During a Thursday broadcast of MSNBC’s “NOW,” a panel of like-minded journalists decided that rather than explain away the 1998 audio of then-Sen. Barack Obama saying he “believe[s] in redistribution,” they would embrace the term and wonder aloud, “gee, why don’t more Americans like this idea?”

“This redistribution word, which is a word that I’m sure is intended to be befuddle people because it’s not a word that real people use,” said Chicago Sun-Times columnist Lynn Sweet. “By using this word — I think it’s a bit coded, first of all. But why don’t we call it ‘Robin Hood-ism?’”

Time out.

Robin Hood didn’t simply steal from the wealthy and redistribute it to the poor, as anyone who has actually read the book will tell you. He reclaimed what the king’s tax collectors stole through unjust taxation. For the sake of your argument, Miss Sweet, we’d advise against referring to the bumper sticker version of Robin Hood.

Okay, time in.

“I think that Romney goes into this argument at his own peril because you’re not necessarily saying, ‘redistribute – bad,’” she continued.

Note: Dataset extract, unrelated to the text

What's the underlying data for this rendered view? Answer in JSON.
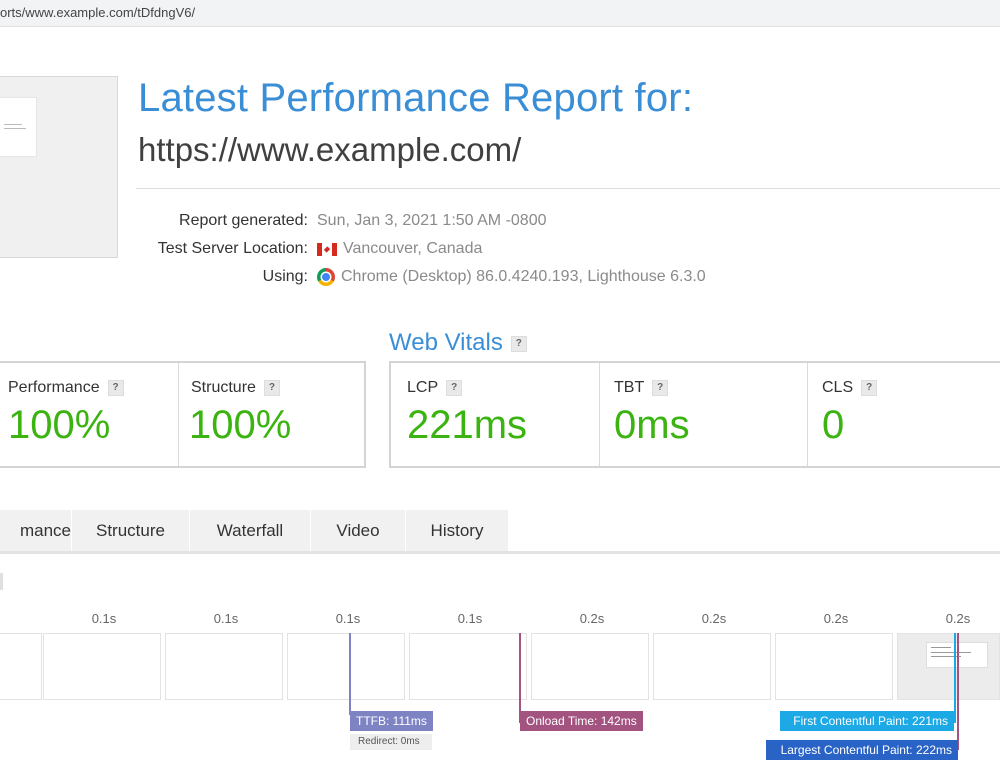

“I’m confused,” said New York Times reporter Nicholas Confessore. “I assume they have some focus group data than tells them this word is a hot button for some voters that they want to reach. But the fact is that this concept is baked into American government.”

He went on to argue that America’s progressive tax rates are a perfect example of “redistribution.”

“Lynn said the word is a ‘bit coded,’ and I think it’s a lot coded,” said New York Times reporter Hugo Lindgren. “It’s meant to, sort of, confuse people and create this complicated concept that government is doing something sort of devious that you didn’t think they were doing, or that is going to, kind of, double-cross you.”

Or it could be that people react negatively to the word because a) the idea of an overreaching and confiscatory government isn’t a foreign concept and b) the belief that government gets to decide who gets what is closely associated with the likes of Lenin, Stalin, Mao, etc., who, you know, are kind of scary.

Watch the panel discussion here [via MSNBC]:

“If you don’t believe in redistribution, then you don’t believe in any public services at all,” said MSNBC contributor Richard Wolffe.

Obviously, people making a big deal over the ’98 audio just don’t understand that government is here to help. Let’s face it, people only react negatively to this word because, well, they just don’t get it.

This is honestly what the panel argues.

“Perhaps the panelists should spend less time in the echo chamber and more time digesting polls. The most recent Gallup survey which showed that a majority of respondents — 54 percent, in fact — said that government is trying to do too much,” writes Mediaite’s Noah Rothman.

“Just 39 percent said that government should do more to solve the nation’s problems. Another clear majority, 51 percent, said that government has too much power. 8 percent said that they did not have enough power,” he adds.